I’m supposed to have a date tonight. I dunno if he’s really gonna confirm or not… I don’t even know if I really wanna go. He seems really nice, but we don’t actually seem to have that much in common. All my interests are things he USED to do… like in high school. My current personality is literally “TEENAGE BOY.” That’s prolly off-putting to point out… Lol. My friend in Australia says I’m an Android, and that’s why I’m this way… so NOT the female cookie cutter that we’ve come to know and kinda love-hate.

I’m still miffed at SupaNerd. He texted me, though… Finally. Prior to that he hadn’t sent a text my way since Feb 9th, and aside from calling him out, I hadn’t heard from him. I can’t figure him out. Michael, the AU friend, says that he’s just looking for sex… but I feel like if that were the case he’d have tried something… and he definitely did not. I thought maybe he’s just busy moving his geriatric father out here, but I can’t really confirm that it’s eating up much of his time. I just don’t get him, and that bothers me. I don’t usually have to guess at the motivations of people. It’s jarring as fuck. I dunno if I should be mad at him or not.

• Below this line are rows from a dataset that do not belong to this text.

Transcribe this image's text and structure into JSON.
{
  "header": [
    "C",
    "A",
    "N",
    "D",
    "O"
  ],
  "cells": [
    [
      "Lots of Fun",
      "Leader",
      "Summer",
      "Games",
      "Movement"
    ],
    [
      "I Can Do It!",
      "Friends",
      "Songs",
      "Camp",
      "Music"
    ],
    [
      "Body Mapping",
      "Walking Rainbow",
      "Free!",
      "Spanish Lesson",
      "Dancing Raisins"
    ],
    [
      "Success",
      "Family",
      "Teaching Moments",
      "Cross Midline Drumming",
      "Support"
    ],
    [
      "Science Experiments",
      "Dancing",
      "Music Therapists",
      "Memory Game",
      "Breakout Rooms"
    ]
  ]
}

Everyone at work is spooked… The Mad Russian may be on his way out. He bought a getaway car. That’s never good in the car biz. A bunch of people are buying them. We’re all a bit worried about that. Yeah, there are people I dislike here, but the known is always better than the unknown… You never know who will end up working here if people leave. At least I know these people and their games. Yeah, business is incredibly bad right now, but it’s bad all over. It’s just that time of year. It’ll pick up and it will be hellish. Still… it’s concerning.

Nothing else particularly interesting is happening in my life. Lots of watching Markiplier on YouTube… that’s about it.